These are the reasons why this first dose of the moon is large in this first imbibition, and this imbibition is called small. For the larger the body which is to be dissolved, the smaller the solvent is in comparison with it, and consequently the smaller the imbibition; and, on the contrary, the smaller the body to be dissolved and the smaller the quantity, the greater the quantity of the solvent with respect to it and the greater the imbibition. This is why this first small imbibition of the great quantity of the body of the moon is represented by the half-turn of the black belt, as Flamel exposes it. Thus three begin to unite in one, and the vulgal and cold mercury begin to heat up.
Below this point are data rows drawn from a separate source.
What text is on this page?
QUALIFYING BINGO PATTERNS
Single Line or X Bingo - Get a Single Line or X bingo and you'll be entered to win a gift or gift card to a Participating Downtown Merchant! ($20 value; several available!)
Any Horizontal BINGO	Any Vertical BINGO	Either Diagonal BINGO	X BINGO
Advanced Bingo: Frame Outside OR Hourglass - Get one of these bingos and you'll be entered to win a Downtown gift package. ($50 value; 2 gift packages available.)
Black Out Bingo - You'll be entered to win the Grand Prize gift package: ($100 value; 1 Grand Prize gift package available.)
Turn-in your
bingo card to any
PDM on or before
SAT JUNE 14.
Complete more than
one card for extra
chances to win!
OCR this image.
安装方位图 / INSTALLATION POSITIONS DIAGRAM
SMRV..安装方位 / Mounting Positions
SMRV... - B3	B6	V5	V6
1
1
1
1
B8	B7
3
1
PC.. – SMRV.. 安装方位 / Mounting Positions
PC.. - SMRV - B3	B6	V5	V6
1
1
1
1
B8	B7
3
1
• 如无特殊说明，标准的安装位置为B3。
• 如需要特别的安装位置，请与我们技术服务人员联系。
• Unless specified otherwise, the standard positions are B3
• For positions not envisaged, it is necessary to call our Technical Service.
The figure of the Savior comes next, who has the golden head and the whole body and the whole white robe with golden edges, holding the world in his hand as lord of all. It is our mercury who is truly lord of the entire philosophical world, who does everything and without him nothing can be done. Made white and clean from all impurity and defilement and metallic impure sulphur, having within oneself the fire of our two pure sulphurs kindled; and its mixture is represented by the golden head and the edges of the dress.He acquired these virtues by six imbibitions, one small which has been declared above, the other five large which are represented by the five whole turns of the black belt and by the five little golden angels: three which are on his head and two under his feet, which are the five small doses of our red ferment.O Jesus bone . The other angel on the left side has in his scroll: O pater omnipotents , which marks seven weights or doses in two kinds. First the five small doses of these five great imbibitions, four of the ground and three of the moon. The four of ground are represented by three small angels and the golden head which make four small weights. And the three resuscitators which are painted white and which are under the feet of the Saviour, called the body, the spirit and the snout, they are three small weights of the moon which make seven with the four of the preceding ground. Thus there are five times seven in these five large doses or imbibitions. Secondly, this scroll marks the entire seven imbibitions.Put the previous small imbibition of the moon with these five large, will be six doses. Add to it the one that follows after the great golden figure of Saint Peter which is the last small imbibition of the other half turn of the belt and you will have the seven imbibitions completed. But before passing at all to the following figures, let us complete the consideration of these five great imbibitions and these five small doses of our two bodies. Why do we repeat these little imbibitions so often? It is to nourish and warm up our lunar mercury little by little and by these repeated cooking to mondify it even more in these putrefactions. It is to put the child back in its mother's womb that she had given birth to before.Our mercury therefore becomes more essential, hot cold, dry humid, air water tending to the nature of fire, clean impure, black white, noble city,
I will put a figure here by which I will make this clearer and easier to understand at a glance. But not knowing if this book will fall faithfully into your hands, I depart from it, fearing to discover this secret to those who possibly do not deserve it and would not be grateful to me for it. But when, if fate permits,6 you see me and I will see you, or when Monsieur Brunel returns this book to me and I can put it back in his hands to make sure you hold it, I will add the above-mentioned easy demonstration.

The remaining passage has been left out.